Workers Struggles: Europe and Africa


Hungarian rail strike ends as union calls off dispute

The longest rail strike in Hungary in 100 years ended on February 15. The 14-day strike involving 56,000 workers ended with both management and the trade unions claiming victory. The three railway unions called off the strike as of 5:00 p.m. local time, stating that they had extracted key concessions from the state railway company MAV, including a wage increase, assurances on limiting layoffs and a collective bargaining agreement.

An agreement settling the dispute had not been signed as of February 15 and the trade unions admitted that some other issues had still to be negotiated in relation to a settlement. The leader of the Rail Workers Union, Istvan Gask, said, “With this [agreement], we can continue negotiations on remaining open questions and, we hope, successfully conclude these negotiations”.

MAV said that the strike had failed. A company official told a press conference, "It seems they could bear it for two weeks and then they threw in the towel.” It is believed that MAV and the unions have agreed to a wage increase of 8.5 percent (inflation plus 2.5 percent) for the next three years. This is very close to the original offer MAV made to its workforce.
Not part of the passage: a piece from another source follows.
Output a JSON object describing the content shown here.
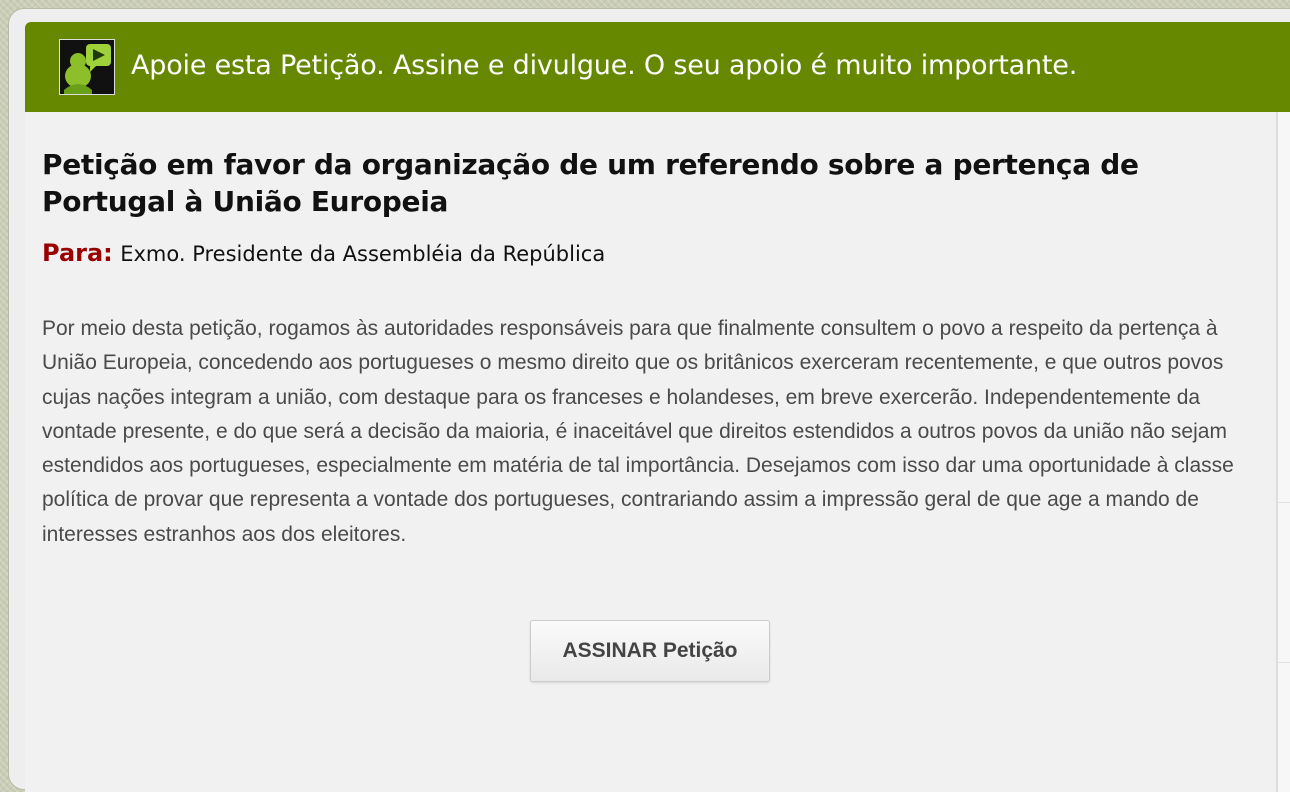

Striking Romanian teachers demonstrate against government

Fifteen thousand Romanian teachers demonstrated in Bucharest on February 11 on the fourth day of their second nation-wide pay strike this year. Some of those on the demonstration shouted anti-government slogans including “Thieves”, “We don't give in” and “Romanian schools want to live”.
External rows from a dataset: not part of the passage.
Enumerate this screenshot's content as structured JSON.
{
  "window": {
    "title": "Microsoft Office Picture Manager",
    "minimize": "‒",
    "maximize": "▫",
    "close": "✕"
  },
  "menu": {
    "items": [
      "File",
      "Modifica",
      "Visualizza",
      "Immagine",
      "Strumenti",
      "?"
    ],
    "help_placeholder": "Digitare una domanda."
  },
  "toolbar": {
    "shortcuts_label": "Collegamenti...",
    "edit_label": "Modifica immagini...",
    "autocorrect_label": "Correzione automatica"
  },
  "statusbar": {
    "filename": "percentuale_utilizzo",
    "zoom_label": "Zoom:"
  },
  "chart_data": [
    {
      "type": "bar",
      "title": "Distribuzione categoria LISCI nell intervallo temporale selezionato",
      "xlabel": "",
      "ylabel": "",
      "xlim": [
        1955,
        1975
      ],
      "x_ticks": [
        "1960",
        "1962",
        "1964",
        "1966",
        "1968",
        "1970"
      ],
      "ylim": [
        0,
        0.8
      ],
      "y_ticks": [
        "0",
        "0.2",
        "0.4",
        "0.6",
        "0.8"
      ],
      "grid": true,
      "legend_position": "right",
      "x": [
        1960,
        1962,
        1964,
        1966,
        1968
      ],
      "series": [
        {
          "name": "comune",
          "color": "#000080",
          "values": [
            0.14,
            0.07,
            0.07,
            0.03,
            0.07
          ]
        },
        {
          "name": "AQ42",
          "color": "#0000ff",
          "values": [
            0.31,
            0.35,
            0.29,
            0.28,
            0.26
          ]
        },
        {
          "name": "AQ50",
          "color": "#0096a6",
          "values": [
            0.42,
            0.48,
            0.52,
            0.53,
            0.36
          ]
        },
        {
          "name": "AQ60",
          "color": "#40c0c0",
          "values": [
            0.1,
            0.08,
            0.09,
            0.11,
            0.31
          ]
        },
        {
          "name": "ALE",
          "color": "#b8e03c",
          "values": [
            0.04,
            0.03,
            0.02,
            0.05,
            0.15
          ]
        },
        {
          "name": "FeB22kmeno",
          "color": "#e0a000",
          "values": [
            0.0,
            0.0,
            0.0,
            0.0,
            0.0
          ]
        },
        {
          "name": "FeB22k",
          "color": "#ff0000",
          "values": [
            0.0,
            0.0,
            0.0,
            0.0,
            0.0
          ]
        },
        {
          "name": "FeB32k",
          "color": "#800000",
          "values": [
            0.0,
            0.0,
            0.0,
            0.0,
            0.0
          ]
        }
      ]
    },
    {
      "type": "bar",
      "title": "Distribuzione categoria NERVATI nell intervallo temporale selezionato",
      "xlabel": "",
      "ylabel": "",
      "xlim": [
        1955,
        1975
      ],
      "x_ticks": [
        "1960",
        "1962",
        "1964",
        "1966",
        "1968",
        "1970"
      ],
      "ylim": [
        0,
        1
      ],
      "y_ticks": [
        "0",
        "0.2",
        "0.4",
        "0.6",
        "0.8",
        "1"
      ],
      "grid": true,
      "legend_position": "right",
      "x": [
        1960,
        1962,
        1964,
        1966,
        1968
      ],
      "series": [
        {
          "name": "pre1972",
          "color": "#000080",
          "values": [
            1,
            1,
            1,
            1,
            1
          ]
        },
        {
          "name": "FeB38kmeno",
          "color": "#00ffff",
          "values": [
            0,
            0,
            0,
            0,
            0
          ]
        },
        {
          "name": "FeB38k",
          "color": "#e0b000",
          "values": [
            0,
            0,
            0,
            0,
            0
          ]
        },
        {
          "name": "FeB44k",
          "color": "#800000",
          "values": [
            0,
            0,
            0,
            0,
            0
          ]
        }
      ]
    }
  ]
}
The strike has been supported by the vast majority of Romania's 400,000 teachers and has been called in support of a demand for a basic monthly wage of 1.5 million lei ($81), from the present 664,000 lei. The teachers are also calling on the government to allocate a minimum of 4 percent of gross domestic product to the education budget. They have stated that they will not complete the curriculum for this academic year or give students graduation marks unless their demands are met.
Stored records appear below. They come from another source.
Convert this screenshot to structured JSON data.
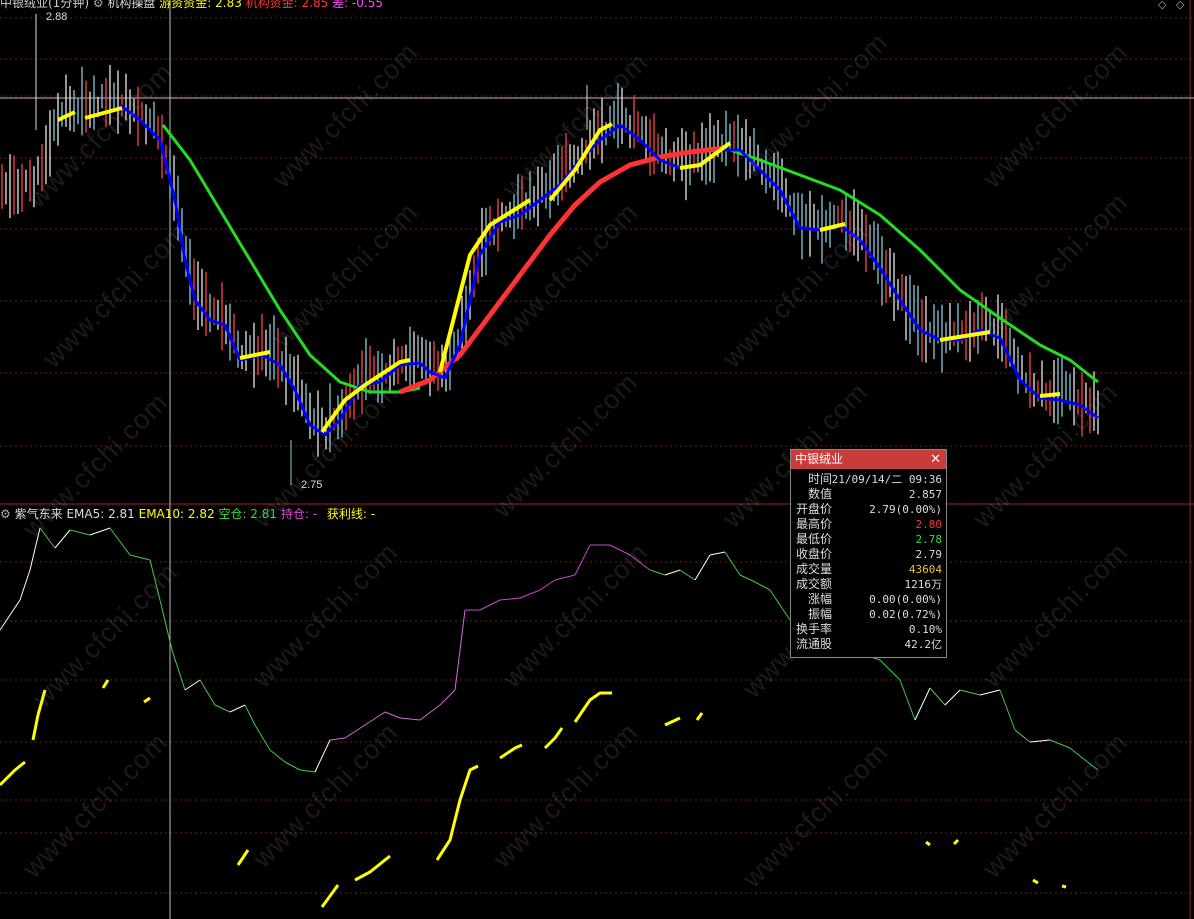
{
  "top_header": {
    "title": "中银绒业(1分钟)",
    "indicator_name": "机构操盘",
    "items": [
      {
        "label": "游资资金: 2.83",
        "color": "#ffff00"
      },
      {
        "label": "机构资金: 2.85",
        "color": "#ff3333"
      },
      {
        "label": "差: -0.55",
        "color": "#ff44ff"
      }
    ]
  },
  "price_labels": {
    "high": "2.88",
    "low": "2.75"
  },
  "sub_header": {
    "name": "紫气东来",
    "ema5": "EMA5: 2.81",
    "ema10": "EMA10: 2.82",
    "kongcang": "空仓: 2.81",
    "chicang": "持仓: -",
    "huolixian": "获利线: -"
  },
  "info_panel": {
    "title": "中银绒业",
    "rows": [
      {
        "k": "时间",
        "v": "21/09/14/二 09:36",
        "color": "#dddddd"
      },
      {
        "k": "数值",
        "v": "2.857",
        "color": "#dddddd"
      },
      {
        "k": "开盘价",
        "v": "2.79(0.00%)",
        "color": "#dddddd"
      },
      {
        "k": "最高价",
        "v": "2.80",
        "color": "#ff3333"
      },
      {
        "k": "最低价",
        "v": "2.78",
        "color": "#33dd33"
      },
      {
        "k": "收盘价",
        "v": "2.79",
        "color": "#dddddd"
      },
      {
        "k": "成交量",
        "v": "43604",
        "color": "#e8c83a"
      },
      {
        "k": "成交额",
        "v": "1216万",
        "color": "#dddddd"
      },
      {
        "k": "涨幅",
        "v": "0.00(0.00%)",
        "color": "#dddddd"
      },
      {
        "k": "振幅",
        "v": "0.02(0.72%)",
        "color": "#dddddd"
      },
      {
        "k": "换手率",
        "v": "0.10%",
        "color": "#dddddd"
      },
      {
        "k": "流通股",
        "v": "42.2亿",
        "color": "#dddddd"
      }
    ]
  },
  "watermark": "www.cfchi.com",
  "colors": {
    "grid": "#7a1818",
    "up": "#ff3333",
    "fast_line": "#0000ff",
    "slow_line": "#22dd22",
    "yellow": "#ffff00",
    "purple": "#cc44cc",
    "green": "#44cc44"
  },
  "close_icon": "close-icon",
  "window_icons": [
    "diamond-icon",
    "diamond-icon"
  ]
}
Irish bus drivers strike to demand pay rise

On February 15 bus drivers took strike action in Dublin to demand a 20 percent increase in pay. Around 200,000 commuters were hit by the stoppage that halted bus services in the city. The strike is the outcome of a dispute stretching back to last summer. At that time the management of Dublin Bus refused to agree a pay rise. The company insisted that it would not exceed the pay rises set out in the tripartite Partnership 2000 economic pact agreed between the unions, government and employers.

Teachers demonstrate in London against performance-related pay

Around 1,000 teachers from across England demonstrated in London on February 12 against the proposed introduction of performance-related pay in school classrooms. A number of teachers attended the demonstration dressed in Victorian clothing to symbolise the last time such a system operated.

The march and rally was organised by the STOPP campaign—School Teachers Opposed to Performance Pay. The secretary of the organisation, Kevin Courtney, said that the trade union he belonged to, the National Union of Teachers, had been founded originally to end the Victorian system of performance pay.

Last week the government published its performance-related pay national criteria, against which teachers applying for a new salary scale would be measured. Those teachers hoping to receive a £2,000 pay rise and access to the higher pay scale would have to show how they helped pupils improve on their previous best results.

The STOPP campaign is to hold a lobby of the Department of Education on March 1.

British Ford staff receive support from their German colleagues for industrial action

Technical, design and professional staff at the automaker Ford, who last week voted to take strike action in pursuit of a pay increase, have received support from their fellow workers in Germany. Trade union representatives at Ford's European Works Council in Germany have said that their members will not be “strike breakers”. Ford unions in Germany have agreed not to undertake work transferred there during the industrial action.

The 3,000 British workers are to strike for five days over the next fortnight demanding a 15 percent pay increase to achieve wages parity with the company's production staff. The workers, members of the Manufacturing, Science and Finance union, are to begin their strike with a one-hour stoppage on February 21. The union has also announced that an overtime ban will take place. Further strikes are to include one-day stoppages on February 24 and 29 and a three-day strike from March 6.

Serbian teachers continue strike

The teachers strike in Serbia entered its eleventh day February 11. The teachers are demanding a salary increase and payment of unpaid wages. The strike, called by four teaching unions, involves teachers from 770 elementary and high schools across the country. A total of 48 percent of teachers in Serbia are estimated to have joined the dispute.


Students and workers unite in Southern Tunisia

Student protests have occurred in the majority of Tunisia's southern cities in the last few days. Education Minister Iyadh el-Ouderni held a press conference early this week denying the "rumours concerning the amendment of the examination system in secondary schools", and stressing that the ministry has not made any decision to change the system.

The student protests included the colleges of Gafsa, the scene of protests around the same time last year, and in Gabes, Zarzis, Jerba and Medenine. Students at the main college of Jerba took to the streets chanting slogans demanding the change of the college administration.

The protests in southern cities were supported by the unemployed, who make up 17 percent of the population, as well as workers of the British company British Gas at the natural gas plant on the outskirts of Sfax, the largest of Tunisia's southern cities. They were also responding to the announcement of plans to dismiss a number of workers.